ProPlate® Chambers for Macroarray Printing
Many laboratories desire the benefits of utilizing microarray technology in their field of interest but do not have access to microarray printing equipment or cannot justify the expense of dedicated print runs for lower throughput experiments. In many cases where highly multiplexed assays are not a necessity or during early-phase discovery phases of research projects microarray printing is not required and utilization of “macroarrays” is often sufficient to address the biological question. ProPlate® Chambers offer a simple and robust method for depositing macroarrays in a consistent manner onto binding substrates without the aid of automated or manual pin-based spotting devices. As a demonstration of the effectiveness of this system, shown below is a macroarray spotted onto a nitrocellulose film slide utilizing a 64-well ProPlate® Chamber and used for an assay optimization application.
Figure 1. Macroarrays utilized for timecourse and dynamic range experiments
Figure 1. Shown are 5 macroarrays spotted in triplicate per nitrocellulose film slide using 64-pad ProPlate® Chambers. The spotting layout is outlined in the legend. Column A contains a dilution of goat serum spiked with anti-goat IgG-TRITC in decreasing concentration from Rows 1- 5. Columns B-D were spotted with un-labelled goat serum (0.1, 1, 10 mg/ml, respectively) and assayed with anti-goat IgG at various titers (rows 1-5: 100, 10, 1, 0.1, 0.01 µg/ml). Arrays were used to determine optimal protein binding times (protein solutions allowed to sit in the ProPlate® wells for increasing periods of time) as well as optimal assay concentrations and optimal assay incubation times for a simple binding assay (also performed in the ProPlate® wells).
Figure 2. Results from Experiments Performed in ProPlate® Chambers.
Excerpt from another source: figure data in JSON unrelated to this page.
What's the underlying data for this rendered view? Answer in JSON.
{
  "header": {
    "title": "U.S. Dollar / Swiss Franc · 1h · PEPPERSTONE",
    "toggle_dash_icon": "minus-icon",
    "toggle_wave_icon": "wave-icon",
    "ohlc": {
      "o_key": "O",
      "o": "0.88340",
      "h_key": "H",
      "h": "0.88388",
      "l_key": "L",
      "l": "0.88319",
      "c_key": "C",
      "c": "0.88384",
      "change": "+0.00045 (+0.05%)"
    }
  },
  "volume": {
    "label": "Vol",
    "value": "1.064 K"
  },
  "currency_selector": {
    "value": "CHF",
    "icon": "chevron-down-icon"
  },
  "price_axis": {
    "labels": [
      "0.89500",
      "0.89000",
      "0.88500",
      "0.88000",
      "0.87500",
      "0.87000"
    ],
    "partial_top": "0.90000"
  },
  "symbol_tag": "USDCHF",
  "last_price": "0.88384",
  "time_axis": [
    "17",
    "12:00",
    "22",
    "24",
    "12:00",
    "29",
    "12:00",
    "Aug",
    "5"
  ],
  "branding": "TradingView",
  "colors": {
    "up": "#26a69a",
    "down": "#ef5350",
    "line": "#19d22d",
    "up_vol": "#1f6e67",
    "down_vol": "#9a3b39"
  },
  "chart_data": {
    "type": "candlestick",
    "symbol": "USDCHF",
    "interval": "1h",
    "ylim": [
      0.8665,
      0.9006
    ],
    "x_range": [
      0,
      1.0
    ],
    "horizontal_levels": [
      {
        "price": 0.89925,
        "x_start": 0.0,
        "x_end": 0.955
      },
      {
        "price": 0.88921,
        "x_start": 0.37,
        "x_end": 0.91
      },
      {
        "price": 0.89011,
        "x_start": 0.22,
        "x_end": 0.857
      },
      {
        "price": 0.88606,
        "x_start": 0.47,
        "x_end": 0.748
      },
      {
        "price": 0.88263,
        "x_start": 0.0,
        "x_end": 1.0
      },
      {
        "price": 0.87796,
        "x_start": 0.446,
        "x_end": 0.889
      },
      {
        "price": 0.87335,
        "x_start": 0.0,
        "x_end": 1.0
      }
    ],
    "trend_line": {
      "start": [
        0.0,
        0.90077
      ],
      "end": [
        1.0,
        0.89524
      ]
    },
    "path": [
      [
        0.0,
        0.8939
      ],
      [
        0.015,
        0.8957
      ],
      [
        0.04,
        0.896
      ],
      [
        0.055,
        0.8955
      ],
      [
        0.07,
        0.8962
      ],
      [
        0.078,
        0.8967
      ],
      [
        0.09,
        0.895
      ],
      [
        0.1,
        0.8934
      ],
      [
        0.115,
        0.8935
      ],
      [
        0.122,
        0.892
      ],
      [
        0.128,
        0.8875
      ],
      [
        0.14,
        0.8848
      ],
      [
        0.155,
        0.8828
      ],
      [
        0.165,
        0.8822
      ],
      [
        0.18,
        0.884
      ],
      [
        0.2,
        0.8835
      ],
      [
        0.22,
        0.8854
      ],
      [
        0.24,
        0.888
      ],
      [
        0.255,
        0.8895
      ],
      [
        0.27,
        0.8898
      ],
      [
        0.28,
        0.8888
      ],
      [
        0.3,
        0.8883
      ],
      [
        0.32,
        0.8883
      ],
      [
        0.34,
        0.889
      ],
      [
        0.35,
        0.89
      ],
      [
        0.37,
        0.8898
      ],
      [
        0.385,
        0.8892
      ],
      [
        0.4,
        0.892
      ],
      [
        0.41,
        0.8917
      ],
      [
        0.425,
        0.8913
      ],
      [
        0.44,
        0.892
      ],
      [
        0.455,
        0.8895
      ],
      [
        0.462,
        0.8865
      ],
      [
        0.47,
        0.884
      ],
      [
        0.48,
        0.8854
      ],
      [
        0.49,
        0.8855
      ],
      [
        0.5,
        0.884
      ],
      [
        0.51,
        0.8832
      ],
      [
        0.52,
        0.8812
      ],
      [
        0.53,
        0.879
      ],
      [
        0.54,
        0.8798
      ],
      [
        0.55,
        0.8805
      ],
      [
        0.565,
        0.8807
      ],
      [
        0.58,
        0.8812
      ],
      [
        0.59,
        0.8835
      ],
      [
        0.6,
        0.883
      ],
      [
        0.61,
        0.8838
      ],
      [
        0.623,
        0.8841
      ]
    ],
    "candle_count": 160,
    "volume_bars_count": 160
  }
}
Figure 2. Shown are some of the data obtained with this experiment. The macroarray image in Panel A is a compilation of all data obtained from Column A from all arrays (Fig. 1) looking at protein binding dynamics on an AVID nitrocellulose film slide. The data corresponding to this image is shown in Panel B showing linearity of protein binding to the AVID surface to approximately 5 mg/ml protein concentration. Panel C shows results from the functional assay performed with the spotted macroarrays. Reported is the dynamic range of the assay when using various primary antibody titers (100, 10, 1, 0.1, 0.01 µg/ml) with spotted material deposited at 3 spotting concentrations (0.1, 1, or 10 mg/ml).